Almost one year ago Mark Palim, Fannie Mae's Vice President of Applied Economic and Housing Research, analyzed what impact rising rates might have on the housing recovery. When he wrote about this for the company's website last July, rates which had recently (in May) bottomed out at 3.35 percent had increased by 116 basis points to 4.51 percent.
At that time Palim said there was no historical precedent for knowing the impact on the housing market of an interest rate change, either up or down, because of a Federal Reserve policy of quantitative easing but we could review the history of large interest rate movements. He examined two such periods since 1990; a 14-month period from October 1993 to December 1994, when mortgage rates increased by 237 basis points (from 6.83 percent to 9.20 percent) and a longer period with a smaller rate increase, October 1998 to May 2000, when rates increased by 180 basis points (from 6.71 percent to 8.51 percent). Palim concluded that that rate changes don't have much impact on pries but do contribute to a decrease in home purchase volume and an increase in the use of adjustable rate mortgages (ARMs.) That latter change, he said, might be muted this time by the new Qualified Mortgage (QA) rule.
Rates continued to rise through that summer, reaching 4.57 percent in September. Since then they have oscillated in a relatively low range to a low of 4.10 percent and last week stood at 4.17 percent. This week the economist revisited his analysis in an article for Fannie Mae's FM Commentary titled "Mortgage Rates and the Housing Recovery - A Year Later" to see what the impact has and will have on the housing market and if his July 2013 assessment was correct.
Home price and sales data through last April, he said, shows a general pattern consistent with history and his expectations in 2013; a sharp adjustment to higher mortgage rates tends to precipitate a reduction in the volume of sales rather than a decline in prices. Chart 1 shows that rising rates (80 basis points from May 2013 to April 2014) were met with a drop in existing single family homes sales of 7.7 percent. There has been an ever larger drop, 14.5 percent, from their recent high in July 2013 of 4.75 million units.
In April 2013 home prices according to several national readings including Case-Shiller and CoreLogic, were rising by double digits. Prices have continued to rise since then but the annual appreciation is no longer accelerating. Chart 1 shows the year-over-year change in home prices in April 2014 was 10.5 percent having peaked at 11.9 percent in February 2014 (CoreLogic HPI). The continued strong appreciation in home prices occurred during a period when mortgage rates rose by 80 basis points.
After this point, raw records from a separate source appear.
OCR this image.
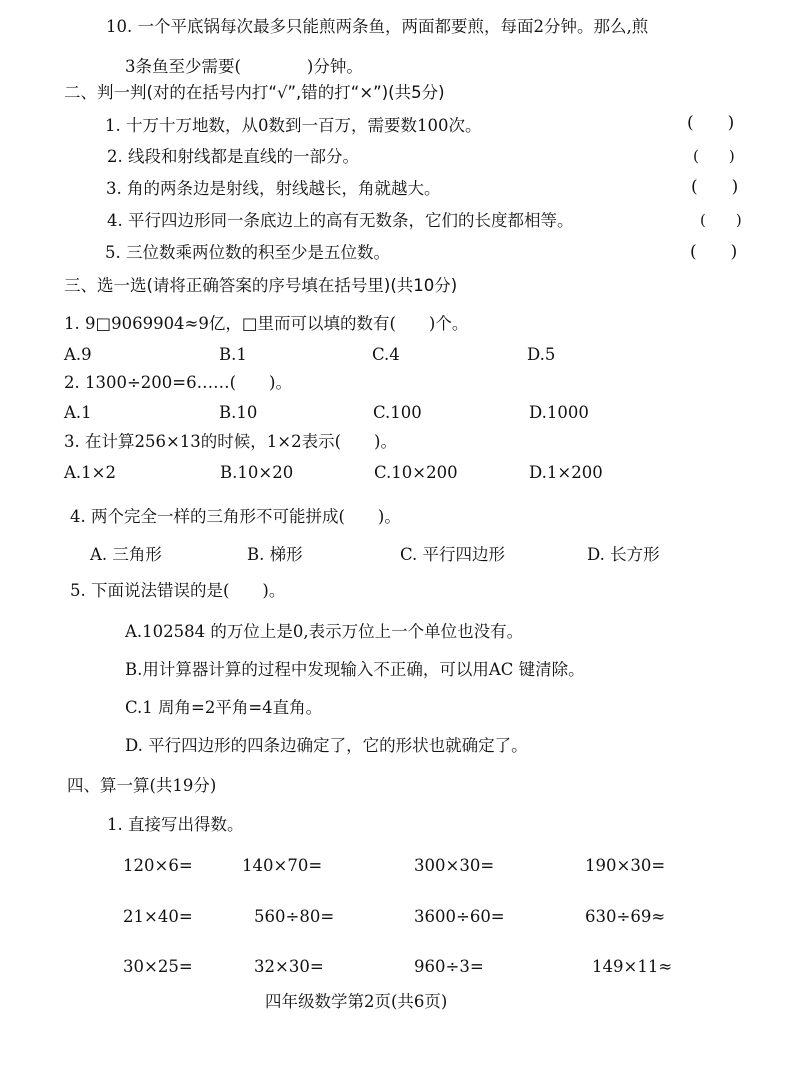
10. 一个平底锅每次最多只能煎两条鱼，两面都要煎，每面2分钟。那么,煎
3条鱼至少需要(　　　　)分钟。
二、判一判(对的在括号内打“√”,错的打“×”)(共5分)
1. 十万十万地数，从0数到一百万，需要数100次。	(　　)
2. 线段和射线都是直线的一部分。	(　　)
3. 角的两条边是射线，射线越长，角就越大。	(　　)
4. 平行四边形同一条底边上的高有无数条，它们的长度都相等。	(　　)
5. 三位数乘两位数的积至少是五位数。	(　　)
三、选一选(请将正确答案的序号填在括号里)(共10分)
1. 9□9069904≈9亿，□里而可以填的数有(　　)个。
A.9	B.1	C.4	D.5
2. 1300÷200=6……(　　)。
A.1	B.10	C.100	D.1000
3. 在计算256×13的时候，1×2表示(　　)。
A.1×2	B.10×20	C.10×200	D.1×200
4. 两个完全一样的三角形不可能拼成(　　)。
A. 三角形	B. 梯形	C. 平行四边形	D. 长方形
5. 下面说法错误的是(　　)。
A.102584 的万位上是0,表示万位上一个单位也没有。
B.用计算器计算的过程中发现输入不正确，可以用AC 键清除。
C.1 周角=2平角=4直角。
D. 平行四边形的四条边确定了，它的形状也就确定了。
四、算一算(共19分)
1. 直接写出得数。
120×6=	140×70=	300×30=	190×30=
21×40=	560÷80=	3600÷60=	630÷69≈
30×25=	32×30=	960÷3=	149×11≈
四年级数学第2页(共6页)
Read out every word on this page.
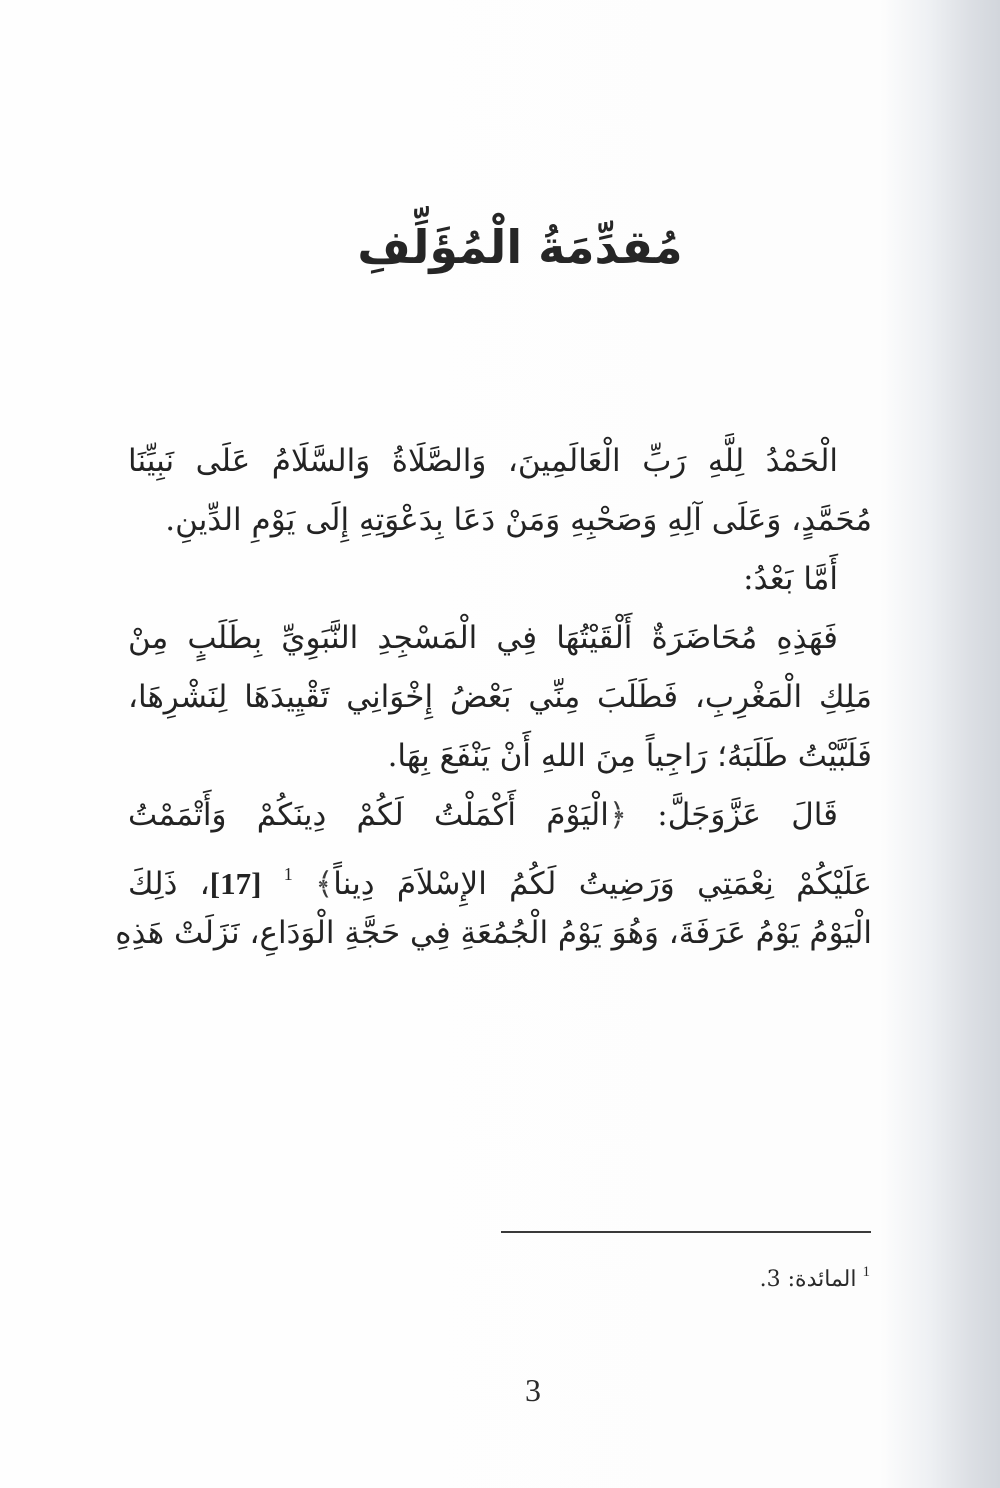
مُقدِّمَةُ الْمُؤَلِّفِ
الْحَمْدُ لِلَّهِ رَبِّ الْعَالَمِينَ، وَالصَّلَاةُ وَالسَّلَامُ عَلَى نَبِيِّنَا
مُحَمَّدٍ، وَعَلَى آلِهِ وَصَحْبِهِ وَمَنْ دَعَا بِدَعْوَتِهِ إِلَى يَوْمِ الدِّينِ.
أَمَّا بَعْدُ:
فَهَذِهِ مُحَاضَرَةٌ أَلْقَيْتُهَا فِي الْمَسْجِدِ النَّبَوِيِّ بِطَلَبٍ مِنْ
مَلِكِ الْمَغْرِبِ، فَطَلَبَ مِنِّي بَعْضُ إِخْوَانِي تَقْيِيدَهَا لِنَشْرِهَا،
فَلَبَّيْتُ طَلَبَهُ؛ رَاجِياً مِنَ اللهِ أَنْ يَنْفَعَ بِهَا.
قَالَ عَزَّوَجَلَّ: ﴿الْيَوْمَ أَكْمَلْتُ لَكُمْ دِينَكُمْ وَأَتْمَمْتُ
عَلَيْكُمْ نِعْمَتِي وَرَضِيتُ لَكُمُ الإِسْلاَمَ دِيناً﴾ $^1$ [17]، ذَلِكَ
الْيَوْمُ يَوْمُ عَرَفَةَ، وَهُوَ يَوْمُ الْجُمُعَةِ فِي حَجَّةِ الْوَدَاعِ، نَزَلَتْ هَذِهِ
$^1$المائدة: 3.
3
During recent earlier periods of sharply rising interest rates, the ARM share of mortgage applications according to the Mortgage Bankers Association rose to over 40 percent by dollar volume. This time, Palim says, the rise in the ARM share is nowhere near that. Since April 2013, the ARM share has risen from 11.2 percent to 18.0 percent in April 2014. "We believe this is likely due to tighter underwriting standards for ARMs, including the impact of the Ability-To-Repay rules, and recognition by some borrowers that if they opt for an ARM today, when their rate resets they are more likely to be paying a higher rate when interest rates rise to levels more consistent with historical norms."
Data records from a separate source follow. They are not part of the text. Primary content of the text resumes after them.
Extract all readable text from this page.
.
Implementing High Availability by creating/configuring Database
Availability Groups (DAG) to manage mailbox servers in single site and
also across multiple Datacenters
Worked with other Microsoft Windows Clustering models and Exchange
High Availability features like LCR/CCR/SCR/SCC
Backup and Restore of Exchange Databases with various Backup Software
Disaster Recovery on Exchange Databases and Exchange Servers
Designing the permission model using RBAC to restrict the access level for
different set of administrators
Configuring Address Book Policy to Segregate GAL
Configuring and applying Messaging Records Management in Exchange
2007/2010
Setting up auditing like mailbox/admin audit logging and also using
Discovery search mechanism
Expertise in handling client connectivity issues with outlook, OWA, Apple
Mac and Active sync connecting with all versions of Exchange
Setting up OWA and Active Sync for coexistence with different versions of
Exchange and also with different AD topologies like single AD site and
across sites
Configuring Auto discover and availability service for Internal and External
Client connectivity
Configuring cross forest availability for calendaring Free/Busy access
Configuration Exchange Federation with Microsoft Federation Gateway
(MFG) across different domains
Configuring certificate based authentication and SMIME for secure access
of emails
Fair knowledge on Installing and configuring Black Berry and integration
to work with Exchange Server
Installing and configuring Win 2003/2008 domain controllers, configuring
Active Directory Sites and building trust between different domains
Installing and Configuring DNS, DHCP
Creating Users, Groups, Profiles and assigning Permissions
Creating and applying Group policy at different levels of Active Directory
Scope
Looking forward to the remainder of this year, Palim expects that mortgage rates will rise to the upper end of the range established over the past year as the economy recovers from what he calls a soft patch during the first quarter of 2014. Tight inventories and investor demand kept home prices rising well ahead of the growth in household income in 2013 but he expects that dynamic to wane of the course of 2014. The Federal Housing Finance Agency (FHFA) purchase-only home index which forms part of the Fannie Mae Economic and Housing Outlook, forecasts an increase of about 5 percent in home prices in 2014 compared to a 7.6 percent gain in 2013. Palim said that home sales, despite the rebound from recent lows earlier this year, will post a small decline, its first in four year, compared to 2013.